If it works well for the job that it's tasked to perform, why change it? It's got the added benefit of being an unintentional security feature now too, as very few others will even have a drive for reading them. Sort of like how manual transmissions are much less likely to be stolen now.

[–] [email protected] 19 points 4 months ago* (last edited 4 months ago) (3 children)

On the other hand, if you use an old technology that isn't being mass produced anymore, it can reach a point where it will become a big liability for a mission-critical piece of equipment.

[–] [email protected] 5 points 4 months ago (1 children)

Yah this is bad I run a cnc plasma table, big table 10 feet x 20 feet. It uses floppy disks. Pain in the ass to find a new drive and pain in the ass to find new disks because constant write re write emf and metal dust kills them. But despite that it's still cheaper and easier than a $15k retro fit to a more modern controler.

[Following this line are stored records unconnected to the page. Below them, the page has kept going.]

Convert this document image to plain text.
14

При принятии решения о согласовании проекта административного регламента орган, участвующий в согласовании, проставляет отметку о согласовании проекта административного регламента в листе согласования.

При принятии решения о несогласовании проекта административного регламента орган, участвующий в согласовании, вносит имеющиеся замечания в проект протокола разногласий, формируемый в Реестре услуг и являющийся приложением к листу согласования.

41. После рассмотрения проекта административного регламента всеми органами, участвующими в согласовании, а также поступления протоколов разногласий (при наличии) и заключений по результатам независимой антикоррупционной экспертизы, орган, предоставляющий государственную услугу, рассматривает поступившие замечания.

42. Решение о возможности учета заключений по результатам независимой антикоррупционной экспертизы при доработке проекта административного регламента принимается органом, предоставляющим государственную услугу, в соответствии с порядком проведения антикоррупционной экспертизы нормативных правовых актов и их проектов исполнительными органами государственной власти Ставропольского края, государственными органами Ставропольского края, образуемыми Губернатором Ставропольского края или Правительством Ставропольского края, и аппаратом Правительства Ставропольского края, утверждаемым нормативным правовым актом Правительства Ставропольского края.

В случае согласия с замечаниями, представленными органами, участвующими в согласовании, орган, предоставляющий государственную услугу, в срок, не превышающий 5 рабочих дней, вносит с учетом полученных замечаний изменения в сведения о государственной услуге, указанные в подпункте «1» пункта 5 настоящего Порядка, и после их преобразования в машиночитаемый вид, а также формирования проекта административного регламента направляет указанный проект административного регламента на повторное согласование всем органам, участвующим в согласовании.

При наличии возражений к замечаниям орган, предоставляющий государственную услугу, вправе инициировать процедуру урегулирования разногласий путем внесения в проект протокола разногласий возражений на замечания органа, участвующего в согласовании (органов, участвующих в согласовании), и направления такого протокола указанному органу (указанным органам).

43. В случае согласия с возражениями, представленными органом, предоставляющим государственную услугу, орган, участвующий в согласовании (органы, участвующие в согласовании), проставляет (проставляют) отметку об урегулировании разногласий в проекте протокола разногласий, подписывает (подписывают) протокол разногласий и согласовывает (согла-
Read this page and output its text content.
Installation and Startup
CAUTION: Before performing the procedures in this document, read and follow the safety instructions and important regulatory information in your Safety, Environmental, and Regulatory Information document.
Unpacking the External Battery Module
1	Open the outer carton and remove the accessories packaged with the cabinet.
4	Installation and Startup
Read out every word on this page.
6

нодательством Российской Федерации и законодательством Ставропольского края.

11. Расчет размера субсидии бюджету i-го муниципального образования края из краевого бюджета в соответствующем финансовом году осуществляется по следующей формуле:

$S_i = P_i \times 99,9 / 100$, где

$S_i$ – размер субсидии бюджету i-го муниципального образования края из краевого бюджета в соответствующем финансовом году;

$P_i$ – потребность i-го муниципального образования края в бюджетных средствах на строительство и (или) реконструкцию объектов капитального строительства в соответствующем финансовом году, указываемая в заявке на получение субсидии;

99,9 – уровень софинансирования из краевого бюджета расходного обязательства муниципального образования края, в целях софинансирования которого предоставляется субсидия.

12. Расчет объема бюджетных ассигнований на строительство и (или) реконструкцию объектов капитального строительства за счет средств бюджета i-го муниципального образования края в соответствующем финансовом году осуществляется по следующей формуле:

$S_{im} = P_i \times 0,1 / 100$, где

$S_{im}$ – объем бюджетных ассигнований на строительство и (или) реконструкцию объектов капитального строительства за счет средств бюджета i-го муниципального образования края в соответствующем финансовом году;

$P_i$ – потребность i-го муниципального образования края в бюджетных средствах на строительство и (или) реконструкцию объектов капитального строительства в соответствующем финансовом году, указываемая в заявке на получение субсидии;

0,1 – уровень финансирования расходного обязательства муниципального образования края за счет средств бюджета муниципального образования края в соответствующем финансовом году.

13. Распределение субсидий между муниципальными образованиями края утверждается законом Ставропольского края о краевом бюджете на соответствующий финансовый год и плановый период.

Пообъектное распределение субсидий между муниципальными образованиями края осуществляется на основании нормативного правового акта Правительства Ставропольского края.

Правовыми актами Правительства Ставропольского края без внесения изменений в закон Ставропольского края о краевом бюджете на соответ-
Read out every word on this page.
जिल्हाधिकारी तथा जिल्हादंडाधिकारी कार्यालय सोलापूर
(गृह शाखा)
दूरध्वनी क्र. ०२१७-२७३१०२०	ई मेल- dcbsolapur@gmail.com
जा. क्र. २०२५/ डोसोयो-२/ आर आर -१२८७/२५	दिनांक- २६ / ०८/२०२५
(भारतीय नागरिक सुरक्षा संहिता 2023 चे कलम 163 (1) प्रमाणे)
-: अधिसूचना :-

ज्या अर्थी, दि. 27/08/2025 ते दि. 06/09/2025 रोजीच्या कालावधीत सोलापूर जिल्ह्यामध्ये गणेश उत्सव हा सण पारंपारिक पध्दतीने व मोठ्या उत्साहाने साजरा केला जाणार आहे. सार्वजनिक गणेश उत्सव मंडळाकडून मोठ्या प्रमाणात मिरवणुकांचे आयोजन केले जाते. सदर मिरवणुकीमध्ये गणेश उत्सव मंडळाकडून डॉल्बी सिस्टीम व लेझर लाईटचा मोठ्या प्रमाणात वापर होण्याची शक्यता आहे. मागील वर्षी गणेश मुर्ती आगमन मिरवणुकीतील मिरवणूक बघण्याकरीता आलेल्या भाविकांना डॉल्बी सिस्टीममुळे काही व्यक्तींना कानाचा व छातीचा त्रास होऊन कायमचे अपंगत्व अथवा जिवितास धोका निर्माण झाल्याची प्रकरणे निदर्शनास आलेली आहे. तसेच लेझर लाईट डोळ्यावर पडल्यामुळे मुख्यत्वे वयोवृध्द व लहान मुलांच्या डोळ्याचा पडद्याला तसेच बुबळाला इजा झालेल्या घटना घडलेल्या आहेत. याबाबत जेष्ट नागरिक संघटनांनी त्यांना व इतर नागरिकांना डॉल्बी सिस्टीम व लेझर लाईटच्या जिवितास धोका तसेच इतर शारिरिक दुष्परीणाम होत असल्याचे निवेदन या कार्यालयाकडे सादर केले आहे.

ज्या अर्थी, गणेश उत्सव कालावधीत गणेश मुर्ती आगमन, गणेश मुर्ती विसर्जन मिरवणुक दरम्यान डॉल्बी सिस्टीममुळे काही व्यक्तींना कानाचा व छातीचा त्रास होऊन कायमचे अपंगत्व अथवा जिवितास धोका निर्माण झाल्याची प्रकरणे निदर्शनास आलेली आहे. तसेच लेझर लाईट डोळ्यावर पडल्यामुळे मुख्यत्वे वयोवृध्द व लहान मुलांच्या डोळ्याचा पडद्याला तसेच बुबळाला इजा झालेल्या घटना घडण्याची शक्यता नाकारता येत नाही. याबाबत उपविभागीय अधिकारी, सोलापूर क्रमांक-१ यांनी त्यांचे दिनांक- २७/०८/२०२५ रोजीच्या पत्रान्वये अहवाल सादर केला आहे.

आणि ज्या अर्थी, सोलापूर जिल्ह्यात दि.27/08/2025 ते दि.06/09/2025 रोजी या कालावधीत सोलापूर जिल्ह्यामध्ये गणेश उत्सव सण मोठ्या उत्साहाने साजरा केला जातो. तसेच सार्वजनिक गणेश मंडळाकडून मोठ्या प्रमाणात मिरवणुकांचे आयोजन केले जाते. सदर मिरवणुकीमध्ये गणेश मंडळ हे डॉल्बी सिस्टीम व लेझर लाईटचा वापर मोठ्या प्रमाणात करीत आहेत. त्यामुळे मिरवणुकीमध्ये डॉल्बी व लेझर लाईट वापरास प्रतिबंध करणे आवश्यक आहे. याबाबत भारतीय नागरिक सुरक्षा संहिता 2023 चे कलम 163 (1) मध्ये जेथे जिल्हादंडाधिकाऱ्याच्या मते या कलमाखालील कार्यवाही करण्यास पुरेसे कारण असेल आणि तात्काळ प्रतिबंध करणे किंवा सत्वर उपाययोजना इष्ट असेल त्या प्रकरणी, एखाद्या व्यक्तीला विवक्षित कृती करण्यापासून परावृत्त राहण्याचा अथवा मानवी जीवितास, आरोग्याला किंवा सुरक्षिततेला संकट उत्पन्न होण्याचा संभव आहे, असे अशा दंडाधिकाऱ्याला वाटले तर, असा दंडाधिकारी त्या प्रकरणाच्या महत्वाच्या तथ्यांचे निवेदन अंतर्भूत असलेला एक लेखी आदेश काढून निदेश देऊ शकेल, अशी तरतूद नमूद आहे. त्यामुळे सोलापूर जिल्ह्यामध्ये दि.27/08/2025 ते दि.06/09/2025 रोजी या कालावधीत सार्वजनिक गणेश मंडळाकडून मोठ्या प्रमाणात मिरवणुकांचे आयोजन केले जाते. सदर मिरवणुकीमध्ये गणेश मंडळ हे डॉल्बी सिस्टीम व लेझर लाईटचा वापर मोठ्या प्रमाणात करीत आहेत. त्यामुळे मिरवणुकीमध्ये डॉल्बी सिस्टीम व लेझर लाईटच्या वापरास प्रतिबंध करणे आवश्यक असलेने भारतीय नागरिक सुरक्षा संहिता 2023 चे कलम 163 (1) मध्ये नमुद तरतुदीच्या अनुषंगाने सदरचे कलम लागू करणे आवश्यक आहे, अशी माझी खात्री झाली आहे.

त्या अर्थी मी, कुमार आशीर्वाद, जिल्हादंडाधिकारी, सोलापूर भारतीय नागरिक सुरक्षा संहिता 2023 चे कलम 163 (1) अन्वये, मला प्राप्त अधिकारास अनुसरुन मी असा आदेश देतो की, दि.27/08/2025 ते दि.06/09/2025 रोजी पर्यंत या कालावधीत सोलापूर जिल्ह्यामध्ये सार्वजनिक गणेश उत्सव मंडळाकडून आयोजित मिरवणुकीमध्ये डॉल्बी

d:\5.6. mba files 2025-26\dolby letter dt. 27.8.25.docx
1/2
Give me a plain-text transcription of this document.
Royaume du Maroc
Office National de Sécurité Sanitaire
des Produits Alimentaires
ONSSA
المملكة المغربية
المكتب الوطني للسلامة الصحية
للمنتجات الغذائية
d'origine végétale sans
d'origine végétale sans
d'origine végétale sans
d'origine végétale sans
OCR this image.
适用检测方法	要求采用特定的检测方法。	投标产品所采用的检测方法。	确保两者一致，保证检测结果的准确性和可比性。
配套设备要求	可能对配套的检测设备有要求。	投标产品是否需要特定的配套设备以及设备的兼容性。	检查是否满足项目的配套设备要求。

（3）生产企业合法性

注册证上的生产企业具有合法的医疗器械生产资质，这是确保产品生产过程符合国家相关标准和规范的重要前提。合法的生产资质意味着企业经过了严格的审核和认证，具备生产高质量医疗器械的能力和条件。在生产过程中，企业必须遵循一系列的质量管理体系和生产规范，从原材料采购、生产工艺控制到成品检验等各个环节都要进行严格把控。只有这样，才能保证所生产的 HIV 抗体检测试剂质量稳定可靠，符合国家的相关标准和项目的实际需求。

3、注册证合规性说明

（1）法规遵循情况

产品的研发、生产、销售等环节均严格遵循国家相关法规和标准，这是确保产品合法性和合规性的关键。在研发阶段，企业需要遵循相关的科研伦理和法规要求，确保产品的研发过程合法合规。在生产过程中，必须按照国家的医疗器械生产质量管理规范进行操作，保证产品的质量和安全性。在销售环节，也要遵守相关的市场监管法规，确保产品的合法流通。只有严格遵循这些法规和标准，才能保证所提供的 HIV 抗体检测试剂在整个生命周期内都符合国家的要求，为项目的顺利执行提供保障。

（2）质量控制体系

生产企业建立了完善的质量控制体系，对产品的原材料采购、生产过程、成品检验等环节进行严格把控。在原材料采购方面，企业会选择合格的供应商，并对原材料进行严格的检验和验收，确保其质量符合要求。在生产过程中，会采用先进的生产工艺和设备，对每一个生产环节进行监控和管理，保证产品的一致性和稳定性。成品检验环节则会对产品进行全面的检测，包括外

[–] [email protected] -2 points 4 months ago

If it works well for the job

Your example is one where it clearly isn't a great fit for the job. If you wanted to transfer sensitive data discretely, a floppy could be significantly better than a wired network where you've got to worry about America/Russia/China/Israel/Iran and who knows who else peeping on the transfer, or a USB drive which is already known to be compromised by stuxnet derivatives.